The elevator stops at four for no reason at all. Nobody there when the door opens. Chevette wants to press B-6 again but she makes herself wait for the kid with the fax to do it. He does.

And B-6 is not the garage she so thoroughly wants now, but this maze of hundred-year-old concrete tunnels, floored in cracked asphalt tile, with big old pipes slung in iron brackets along the ceiling. She slips out while he’s fiddling with one of the wheels on his cart.

A century’s-worth of padlocked walk-in freezers, fifty vacuum cleaners charging themselves at a row of numbered stations, rolls of broadloom stacked like logs. More people in work clothes, some in kitchen whites, but she’s trying for tag-pulling attitude and looks, she hopes, like she’s making a delivery.

She finds a narrow stairway and climbs. The air is hot and dead. Motion-sensors click the lights for her at the start of each flight. She feels the whole weight of this old building pressing down on her.

But her bike is there, on B-1, behind a column of nicked concrete.

“Back off” it says when she’s five feet away. Not loud, like a car, but it sounds like it means it.

Under its coat of spray-on imitation rust and an artful bandaging of silver duct-tape, the geometry of the paper-cored, carbonwrapped frame makes Chevette’s thighs tremble. She slips her left hand through the recognition-loop behind the seat. There’s a little double zik as the particle-brakes let go, then she’s up and off it.

It’s never felt better, as she pumps up the oil-stained ramp and out of there.

4. Career opportunities

Rydell’s roommate, Kevin Tarkovsky, wore a bone through his nose and worked in a wind-surfing boutique called Just Blow Me.

Monday morning, when Rydell told him he’d quit his job with IntenSecure, Kevin offered to try to find him something in sales, in the beach-culture line.

“You got an okay build, basically” Kevin said, looking at Rydell’s bare chest and shoulders. Rydell was still wearing the orange trunks he’d worn when he’d gone to see Hernandez. He’d borrowed them from Kevin. He’d just taken his cast off, deflating it and crumpling it into the five-gallon plastic paint bucket that served as a wastebasket. The bucket had a big self-adhesive daisy on the side. “You could work out a little more regularly. And maybe get some tats. Tribal black-work.”
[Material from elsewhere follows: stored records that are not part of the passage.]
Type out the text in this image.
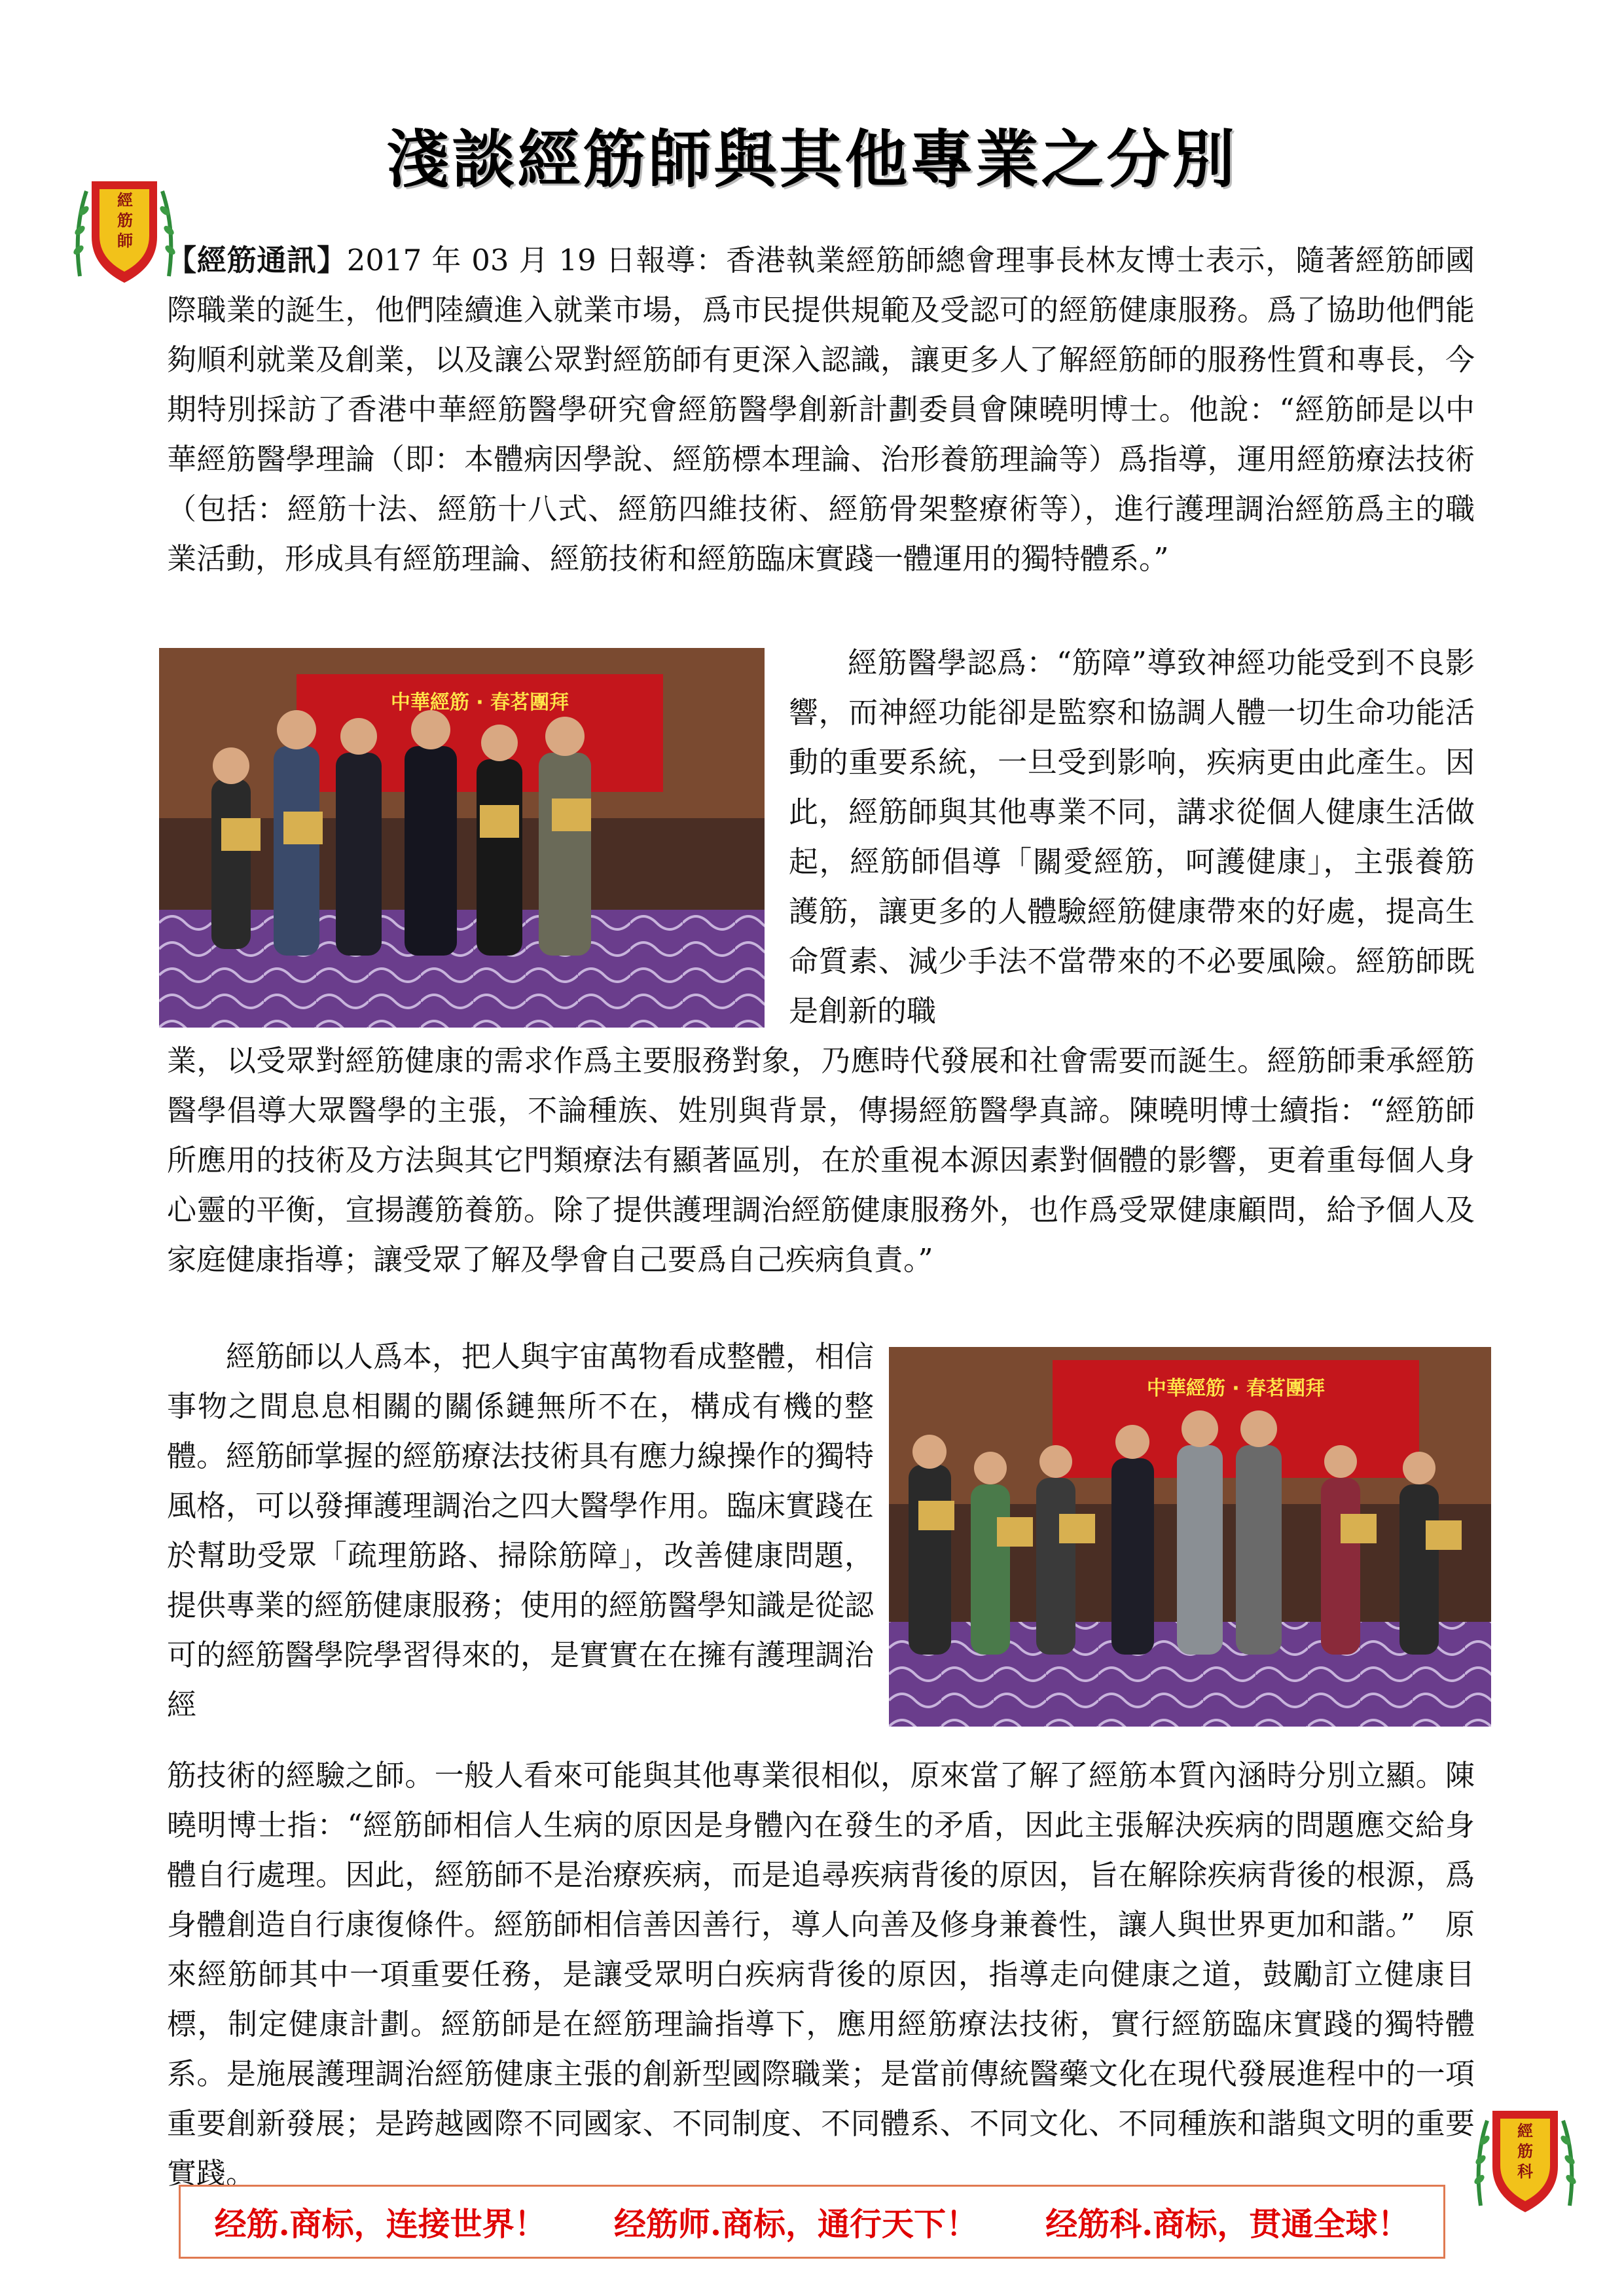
淺談經筋師與其他專業之分別
經筋師

【經筋通訊】2017 年 03 月 19 日報導：香港執業經筋師總會理事長林友博士表示，隨著經筋師國際職業的誕生，他們陸續進入就業市場，爲市民提供規範及受認可的經筋健康服務。爲了協助他們能夠順利就業及創業，以及讓公眾對經筋師有更深入認識，讓更多人了解經筋師的服務性質和專長，今期特別採訪了香港中華經筋醫學研究會經筋醫學創新計劃委員會陳曉明博士。他說：“經筋師是以中華經筋醫學理論（即：本體病因學說、經筋標本理論、治形養筋理論等）爲指導，運用經筋療法技術（包括：經筋十法、經筋十八式、經筋四維技術、經筋骨架整療術等），進行護理調治經筋爲主的職業活動，形成具有經筋理論、經筋技術和經筋臨床實踐一體運用的獨特體系。”

中華經筋 · 春茗團拜

經筋醫學認爲：“筋障”導致神經功能受到不良影響，而神經功能卻是監察和協調人體一切生命功能活動的重要系統，一旦受到影响，疾病更由此產生。因此，經筋師與其他專業不同，講求從個人健康生活做起，經筋師倡導「關愛經筋，呵護健康」，主張養筋護筋，讓更多的人體驗經筋健康帶來的好處，提高生命質素、減少手法不當帶來的不必要風險。經筋師既是創新的職

業，以受眾對經筋健康的需求作爲主要服務對象，乃應時代發展和社會需要而誕生。經筋師秉承經筋醫學倡導大眾醫學的主張，不論種族、姓別與背景，傳揚經筋醫學真諦。陳曉明博士續指：“經筋師所應用的技術及方法與其它門類療法有顯著區別，在於重視本源因素對個體的影響，更着重每個人身心靈的平衡，宣揚護筋養筋。除了提供護理調治經筋健康服務外，也作爲受眾健康顧問，給予個人及家庭健康指導；讓受眾了解及學會自己要爲自己疾病負責。”

經筋師以人爲本，把人與宇宙萬物看成整體，相信事物之間息息相關的關係鏈無所不在，構成有機的整體。經筋師掌握的經筋療法技術具有應力線操作的獨特風格，可以發揮護理調治之四大醫學作用。臨床實踐在於幫助受眾「疏理筋路、掃除筋障」，改善健康問題，提供專業的經筋健康服務；使用的經筋醫學知識是從認可的經筋醫學院學習得來的，是實實在在擁有護理調治經

中華經筋 · 春茗團拜

筋技術的經驗之師。一般人看來可能與其他專業很相似，原來當了解了經筋本質內涵時分別立顯。陳曉明博士指：“經筋師相信人生病的原因是身體內在發生的矛盾，因此主張解決疾病的問題應交給身體自行處理。因此，經筋師不是治療疾病，而是追尋疾病背後的原因，旨在解除疾病背後的根源，爲身體創造自行康復條件。經筋師相信善因善行，導人向善及修身兼養性，讓人與世界更加和諧。”　原來經筋師其中一項重要任務，是讓受眾明白疾病背後的原因，指導走向健康之道，鼓勵訂立健康目標，制定健康計劃。經筋師是在經筋理論指導下，應用經筋療法技術，實行經筋臨床實踐的獨特體系。是施展護理調治經筋健康主張的創新型國際職業；是當前傳統醫藥文化在現代發展進程中的一項重要創新發展；是跨越國際不同國家、不同制度、不同體系、不同文化、不同種族和諧與文明的重要實踐。

經筋科
经筋.商标，连接世界！ 经筋师.商标，通行天下！ 经筋科.商标，贯通全球！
“Kevin, I don’t know how to surf, wind-surf, anything. Hardly been in the ocean in my life. Couple of times down Tampa Bay.” It was about ten in the morning. Kevin had the day off work.
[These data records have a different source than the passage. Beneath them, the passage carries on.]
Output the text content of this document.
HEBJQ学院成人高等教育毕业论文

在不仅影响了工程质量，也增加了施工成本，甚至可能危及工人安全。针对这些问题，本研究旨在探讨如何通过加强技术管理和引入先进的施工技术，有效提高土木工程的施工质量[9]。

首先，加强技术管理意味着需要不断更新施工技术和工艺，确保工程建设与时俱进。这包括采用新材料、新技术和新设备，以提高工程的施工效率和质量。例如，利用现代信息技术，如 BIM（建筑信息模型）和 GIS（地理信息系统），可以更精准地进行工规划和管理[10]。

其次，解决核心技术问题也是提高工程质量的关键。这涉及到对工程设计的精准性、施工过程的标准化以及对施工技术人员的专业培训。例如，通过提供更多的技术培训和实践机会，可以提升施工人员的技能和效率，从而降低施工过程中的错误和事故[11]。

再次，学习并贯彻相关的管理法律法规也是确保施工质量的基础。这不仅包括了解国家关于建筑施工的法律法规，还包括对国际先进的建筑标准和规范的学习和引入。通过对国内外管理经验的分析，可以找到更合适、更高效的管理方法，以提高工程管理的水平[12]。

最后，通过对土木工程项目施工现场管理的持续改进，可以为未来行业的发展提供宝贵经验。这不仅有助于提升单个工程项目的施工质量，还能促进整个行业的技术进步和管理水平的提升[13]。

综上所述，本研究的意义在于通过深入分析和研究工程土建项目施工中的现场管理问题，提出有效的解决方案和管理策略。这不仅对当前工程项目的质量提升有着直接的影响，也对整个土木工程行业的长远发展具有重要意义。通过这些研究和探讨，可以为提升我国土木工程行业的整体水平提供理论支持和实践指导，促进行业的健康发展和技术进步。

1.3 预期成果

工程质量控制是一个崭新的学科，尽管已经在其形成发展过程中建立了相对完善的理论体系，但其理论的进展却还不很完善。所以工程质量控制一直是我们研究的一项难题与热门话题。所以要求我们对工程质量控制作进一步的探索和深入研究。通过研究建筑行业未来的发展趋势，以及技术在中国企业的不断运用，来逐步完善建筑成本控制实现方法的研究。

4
“Sales is about providing an experience, Berry. The customer needs information, you provide it. But you give ’em an experience, too” Kevin tapped his two-inch spindle of smooth white beef-bone by way of illustration. “Then you sell them a new outfit.”

“But I don’t have a tan.”

Kevin was the approximate color and sheen of a pair of mid-brown Cole-Haan loafers that Rydell’s aunt had given him for his fifteenth birthday. This had nothing to do with either genetics or exposure to unfiltered sunlight, but was the result of regular injections and a complicated regimen of pills and lotions.

“Well” Kevin admitted, “you would need a tan.”
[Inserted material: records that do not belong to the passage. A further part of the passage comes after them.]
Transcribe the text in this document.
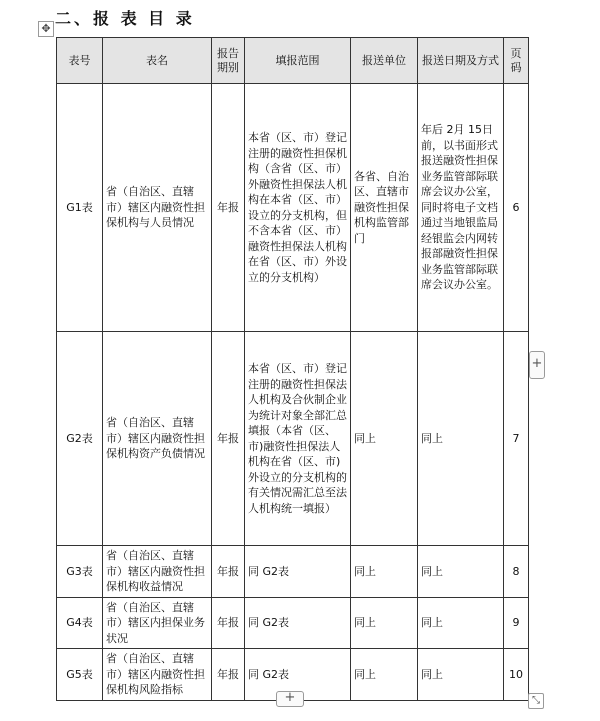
二、报 表 目 录
✥
表号	表名	报告期别	填报范围	报送单位	报送日期及方式	页码
G1表	省（自治区、直辖市）辖区内融资性担保机构与人员情况	年报	本省（区、市）登记注册的融资性担保机构（含省（区、市）外融资性担保法人机构在本省（区、市）设立的分支机构，但不含本省（区、市）融资性担保法人机构在省（区、市）外设立的分支机构）	各省、自治区、直辖市融资性担保机构监管部门	年后 2月 15日前，以书面形式报送融资性担保业务监管部际联席会议办公室，同时将电子文档通过当地银监局经银监会内网转报部融资性担保业务监管部际联席会议办公室。	6
G2表	省（自治区、直辖市）辖区内融资性担保机构资产负债情况	年报	本省（区、市）登记注册的融资性担保法人机构及合伙制企业为统计对象全部汇总填报（本省（区、市)融资性担保法人机构在省（区、市)外设立的分支机构的有关情况需汇总至法人机构统一填报）	同上	同上	7
G3表	省（自治区、直辖市）辖区内融资性担保机构收益情况	年报	同 G2表	同上	同上	8
G4表	省（自治区、直辖市）辖区内担保业务状况	年报	同 G2表	同上	同上	9
G5表	省（自治区、直辖市）辖区内融资性担保机构风险指标	年报	同 G2表	同上	同上	10
+
+	⤡
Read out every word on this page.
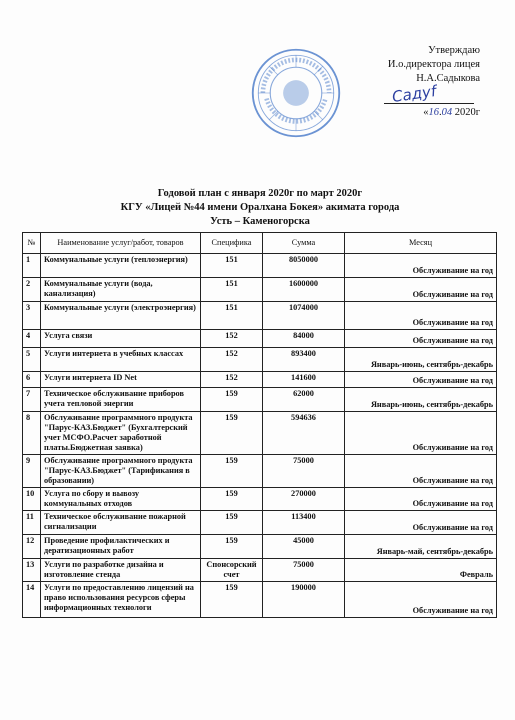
Утверждаю
И.о.директора лицея
Н.А.Садыкова
Садуf
«16.04 2020г
Годовой план с января 2020г по март 2020г
КГУ «Лицей №44 имени Оралхана Бокея» акимата города
Усть – Каменогорска
№	Наименование услуг/работ, товаров	Специфика	Сумма	Месяц
1	Коммунальные услуги (теплоэнергия)	151	8050000	Обслуживание на год
2	Коммунальные услуги (вода, канализация)	151	1600000	Обслуживание на год
3	Коммунальные услуги (электроэнергия)	151	1074000	Обслуживание на год
4	Услуга связи	152	84000	Обслуживание на год
5	Услуги интернета в учебных классах	152	893400	Январь-июнь, сентябрь-декабрь
6	Услуги интернета ID Net	152	141600	Обслуживание на год
7	Техническое обслуживание приборов учета тепловой энергии	159	62000	Январь-июнь, сентябрь-декабрь
8	Обслуживание программного продукта "Парус-КАЗ.Бюджет" (Бухгалтерский учет МСФО.Расчет заработной платы.Бюджетная заявка)	159	594636	Обслуживание на год
9	Обслуживание программного продукта "Парус-КАЗ.Бюджет" (Тарификания в образовании)	159	75000	Обслуживание на год
10	Услуга по сбору и вывозу коммунальных отходов	159	270000	Обслуживание на год
11	Техническое обслуживание пожарной сигнализации	159	113400	Обслуживание на год
12	Проведение профилактических и дератизационных работ	159	45000	Январь-май, сентябрь-декабрь
13	Услуги по разработке дизайна и изготовление стенда	Спонсорский счет	75000	Февраль
14	Услуги по предоставлению лицензий на право использования ресурсов сферы информационных технологи	159	190000	Обслуживание на год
Rydell knew that Kevin didn’t wind-surf, and never had, but that he did bring home disks from the shop and play them on a goggle-set, going over the various moves involved, and Rydell had no doubt that Kevin could provide every bit of information a prospective buyer might desire. And that all-important experience; with his cordovan tan, gym-tuned physique, and that bone through his nose, he got a lot of attention. Mainly from women, though it didn’t actually seem to do that much for him.